The Garden Futures exhibition at the Vitra Design Museum is dedicated to finding answers to questions about where today’s gardening ideals come from and whether gardens will lead to a better future for all. To do this, they used a wide range of examples from design, everyday culture, and landscape architecture – from sun loungers to vertical urban farms, from modern community gardens to residential buildings and gardens of designers and artists, including Roberto Burle Marx, Mien Ruys, and Derek Jarman. The architectural concept of the exhibition was developed by the Italian design duo Formafantasma, dividing the space into several parts.

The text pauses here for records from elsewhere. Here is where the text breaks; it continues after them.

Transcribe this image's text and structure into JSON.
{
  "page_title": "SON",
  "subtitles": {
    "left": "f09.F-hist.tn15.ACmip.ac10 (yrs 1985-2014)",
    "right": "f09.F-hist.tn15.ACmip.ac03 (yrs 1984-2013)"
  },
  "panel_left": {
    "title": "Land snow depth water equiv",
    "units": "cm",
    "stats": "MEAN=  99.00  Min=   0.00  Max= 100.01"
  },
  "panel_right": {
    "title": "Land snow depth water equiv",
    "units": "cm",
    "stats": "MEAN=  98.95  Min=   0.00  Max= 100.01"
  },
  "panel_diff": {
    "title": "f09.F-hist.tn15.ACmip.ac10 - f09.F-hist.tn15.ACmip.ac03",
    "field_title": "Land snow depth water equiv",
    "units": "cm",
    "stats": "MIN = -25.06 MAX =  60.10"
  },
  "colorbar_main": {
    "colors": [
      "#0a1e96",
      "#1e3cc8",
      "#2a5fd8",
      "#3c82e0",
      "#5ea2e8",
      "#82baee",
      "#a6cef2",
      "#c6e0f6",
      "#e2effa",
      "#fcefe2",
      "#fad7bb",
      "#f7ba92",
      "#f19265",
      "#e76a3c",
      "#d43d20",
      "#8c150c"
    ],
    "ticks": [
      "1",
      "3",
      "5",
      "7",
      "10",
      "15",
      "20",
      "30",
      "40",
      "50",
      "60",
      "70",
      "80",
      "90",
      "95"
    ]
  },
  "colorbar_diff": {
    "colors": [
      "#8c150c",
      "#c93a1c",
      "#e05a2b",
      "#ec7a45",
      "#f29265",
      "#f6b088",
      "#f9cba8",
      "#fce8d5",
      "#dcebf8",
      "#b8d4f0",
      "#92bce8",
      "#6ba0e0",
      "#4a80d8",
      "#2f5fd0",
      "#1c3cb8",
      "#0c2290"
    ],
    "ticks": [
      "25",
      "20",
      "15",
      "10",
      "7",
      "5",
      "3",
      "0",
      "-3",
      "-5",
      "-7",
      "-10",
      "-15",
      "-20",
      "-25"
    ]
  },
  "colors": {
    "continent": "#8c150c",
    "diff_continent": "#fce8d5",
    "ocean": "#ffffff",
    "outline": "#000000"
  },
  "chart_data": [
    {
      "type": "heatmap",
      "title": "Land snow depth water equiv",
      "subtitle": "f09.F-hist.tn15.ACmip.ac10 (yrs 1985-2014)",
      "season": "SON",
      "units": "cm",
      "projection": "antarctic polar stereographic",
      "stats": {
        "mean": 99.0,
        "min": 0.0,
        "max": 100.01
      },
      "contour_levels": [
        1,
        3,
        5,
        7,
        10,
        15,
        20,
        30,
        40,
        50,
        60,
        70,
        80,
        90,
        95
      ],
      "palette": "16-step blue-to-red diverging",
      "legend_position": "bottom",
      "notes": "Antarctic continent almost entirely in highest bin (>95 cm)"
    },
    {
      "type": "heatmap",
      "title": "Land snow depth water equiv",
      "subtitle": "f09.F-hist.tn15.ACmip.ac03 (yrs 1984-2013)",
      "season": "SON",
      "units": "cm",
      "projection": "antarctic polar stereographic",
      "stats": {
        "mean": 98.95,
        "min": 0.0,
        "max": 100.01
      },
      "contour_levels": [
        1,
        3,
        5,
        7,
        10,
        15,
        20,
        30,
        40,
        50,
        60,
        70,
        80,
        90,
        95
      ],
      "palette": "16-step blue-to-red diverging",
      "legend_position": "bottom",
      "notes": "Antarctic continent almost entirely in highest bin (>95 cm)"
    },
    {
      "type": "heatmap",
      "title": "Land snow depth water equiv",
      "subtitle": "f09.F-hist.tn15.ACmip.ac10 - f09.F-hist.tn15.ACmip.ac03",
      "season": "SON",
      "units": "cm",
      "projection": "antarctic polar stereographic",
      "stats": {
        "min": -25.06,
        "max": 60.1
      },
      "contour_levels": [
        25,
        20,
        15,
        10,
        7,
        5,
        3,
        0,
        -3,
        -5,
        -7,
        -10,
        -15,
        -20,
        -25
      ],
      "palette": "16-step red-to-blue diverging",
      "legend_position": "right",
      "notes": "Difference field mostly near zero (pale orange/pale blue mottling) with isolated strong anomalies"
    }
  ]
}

Wherever people create a garden, its layout and design say a lot about how they relate to nature. The works of such artists and architects as Hans Thoma, Georg Gerster, Athanasius Kircher, Gabriel Gevrekian, Barbara Stauffacher Solomon, Alvar Aalto, Thomas Church, Vita Sackville-West, and Louis Barragan are cited in support of this. These projects are presented as a media installation at the beginning of the exhibition and depict the garden as an idealized space, “a place where the immediate practical function is easily combined with deep symbolic, philosophical or even religious significance.”

The second part of the exhibition shows that the garden is a reflection of social and historical development, political and commercial interests, and cultural value systems. Many of the plants that form the basis of Western gardens are closely related to the colonial period. Invented in the 19th century, Ward’s box made it possible to ship live plants around the world. This had a significant impact on private gardens, as well as promoting the spread of plants such as tea or rubber, and was central to breaking down monopolies, bringing huge benefits to the colonial powers.

The 19th century saw the emergence of many urban planning concepts that sought to reconcile the city and the garden. In 1898, British social reformer Ebenezer Howard published his description of a garden city whose inhabitants could grow their own food.

The Green Guerrillas group, co-founded by Liz Christie, in turn, saw the garden as a place to discuss social justice and community participation. The group formed in the 1970s, but the questions raised by her and her predecessors are still the subject of much debate: who owns the garden, what is the garden for, and how can gardens be integrated into the urban environment?

The third part of the exhibition introduces visitors to innovative gardeners of the 20th and 21st centuries. The Brazilian landscape architect Roberto Burle Marx (1909–1994) received international recognition for his contributions to the study of Amazonian plants. Pete Oudolf’s botanical compositions are attractive all year round, while writer and gardener Jamaica Kincaid looks at colonial history, repression, and cultural appropriation through her garden in Vermont, USA. Artist and filmmaker Derek Jarman (1942–1994) created his piece of garden art in a place where it hardly seemed possible, among hostile pebbles on the coast of Kent in England, next to a nuclear power plant.

The Kuala Lumpur Community Garden, co-founded by Malaysian landscape architect Ng Sek San, exemplifies numerous community initiatives. The Liao Garden, designed by Chinese artist Zheng Guogu, draws on the aesthetics of the computer game Age of Empires and thus creates a bridge between virtual and real environments.

The final section looks at contemporary designs for the future of gardens. One of the central works is a textile “meadow” created especially for this exhibition by the Argentine artist Alexandra Kehayoglu. This work is a reminder of the problems associated with climate change. The authors of the exhibition believe that in the era of the Anthropocene, the message of this and similar projects is “the entire planet becomes a garden that we must cultivate, care for and use responsibly.”